LetterCount

LetterCount allows users to query for the number of times the letter 'p' (or 'P') appears in their favorite subreddit in the past 1000 newest posts. Currently only post titles are checked. Post content and comments are ignored. With the application running, you can request a count for your favorite subreddit by making a request to http://127.0.0.1:8000/reddit/<name of subreddit>/, i.e. to count occurrences of 'p' in /r/aww you could navigate to http://127.0.0.1:8000/reddit/aww/ in your browser. Counts are persisted and reused for 15 minutes to reduce request time and reduce the number of requests sent to the Reddit API. After 15 minutes the count will expire and be refreshed on the next request.

Running the application

  1. Clone repository: git clone git@github.com:lfowlie/letterCount.git
  2. It is probably a good idea to use virtualenv to keep dependencies clean, so install virtualenv: pip install virtualenv
  3. If you're using virtualenv, create an environment: virtualenv <path to environment> Note that this project uses python 2.7.10, you can specify a specific instance of python for virtualenv to use with the --python flag
  4. Activate the virtual environment you just created: source <path to environment from step 3>/bin/activate
  5. Within the top level lettercount folder, install dependencies: pip install -r requirements.txt
  6. Run migrations: python manage.py migrate
  7. Run it: python manage.py runserver
  8. Request a count for your favorite subreddit in browser or via curl: curl http://127.0.0.1:8000/reddit/aww/. Note that if the trailing / is missing, Django will return a redirect to your url with a trailing /.
  9. Run unittests with export DJANGO_SETTINGS_MODULE=lettercount.settings; python manage.py test

Future Improvements

  • The Reddit API limits history to the past 1000 posts. An improvement over the current approach would be to run a recurring job that pulls down the post history of every subreddit (there are a little over 1 million) every 10 minutes or some other reasonable amount of time. The count could be persisted in the database using the SubredditLetterCount model, allowing us to build a running total over time. This would also require storing a new "last_submission_id" field on this model so we know where to start counting from the next time we pull down post history. This would also speed up response time for users since we wouldn't need to hit the Reddit API during their request.
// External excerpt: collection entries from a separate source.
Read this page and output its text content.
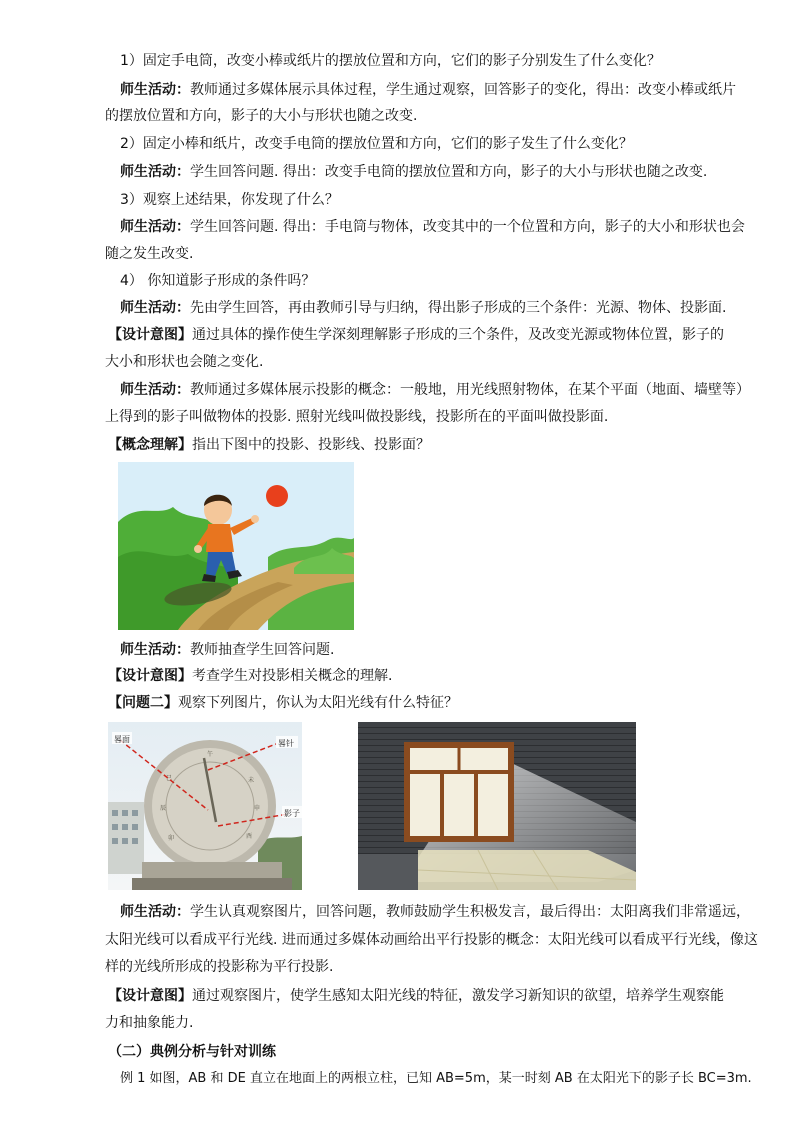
1）固定手电筒，改变小棒或纸片的摆放位置和方向，它们的影子分别发生了什么变化？
师生活动：教师通过多媒体展示具体过程，学生通过观察，回答影子的变化，得出：改变小棒或纸片
的摆放位置和方向，影子的大小与形状也随之改变.
2）固定小棒和纸片，改变手电筒的摆放位置和方向，它们的影子发生了什么变化？
师生活动：学生回答问题. 得出：改变手电筒的摆放位置和方向，影子的大小与形状也随之改变.
3）观察上述结果，你发现了什么？
师生活动：学生回答问题. 得出：手电筒与物体，改变其中的一个位置和方向，影子的大小和形状也会
随之发生改变.
4） 你知道影子形成的条件吗？
师生活动：先由学生回答，再由教师引导与归纳，得出影子形成的三个条件：光源、物体、投影面.
【设计意图】通过具体的操作使生学深刻理解影子形成的三个条件，及改变光源或物体位置，影子的
大小和形状也会随之变化.
师生活动：教师通过多媒体展示投影的概念：一般地，用光线照射物体，在某个平面（地面、墙壁等）
上得到的影子叫做物体的投影. 照射光线叫做投影线，投影所在的平面叫做投影面.
【概念理解】指出下图中的投影、投影线、投影面？
师生活动：教师抽查学生回答问题.
【设计意图】考查学生对投影相关概念的理解.
【问题二】观察下列图片，你认为太阳光线有什么特征？
午
未
申
酉
巳
辰
卯
晷面	晷针
影子
师生活动：学生认真观察图片，回答问题，教师鼓励学生积极发言，最后得出：太阳离我们非常遥远，
太阳光线可以看成平行光线. 进而通过多媒体动画给出平行投影的概念：太阳光线可以看成平行光线，像这
样的光线所形成的投影称为平行投影.
【设计意图】通过观察图片，使学生感知太阳光线的特征，激发学习新知识的欲望，培养学生观察能
力和抽象能力.
（二）典例分析与针对训练
例 1 如图，AB 和 DE 直立在地面上的两根立柱，已知 AB=5m，某一时刻 AB 在太阳光下的影子长 BC=3m.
  • Integrate with other APIs. For example we could allow users to count the number of occurrences of 'p' in the 'Pizza' wikipedia article by integrating with their API and allowing users to navigate to /wikipedia/pizza

  • Depending on how this data is to be consumed, one improvement could be to create a frontend or change responses to be JSON format.

  • Use a cache to speed up repeated requests instead of the database.

  • Extend to allow obtaining a count for any letter or even word. This should just be a matter of adding a query parameter to the request to allow the user to request a specific letter or word, and then searching all post titles for that letter or word instead. Note that if we planned on eventually allowing for words to be queried I would probably have picked a different name for the project :)

  • Extend to allow checking for occurrences of the letter in the post contents and/or comments.

  • Add logging and metrics

  • Flesh out unittests and add end-to-end tests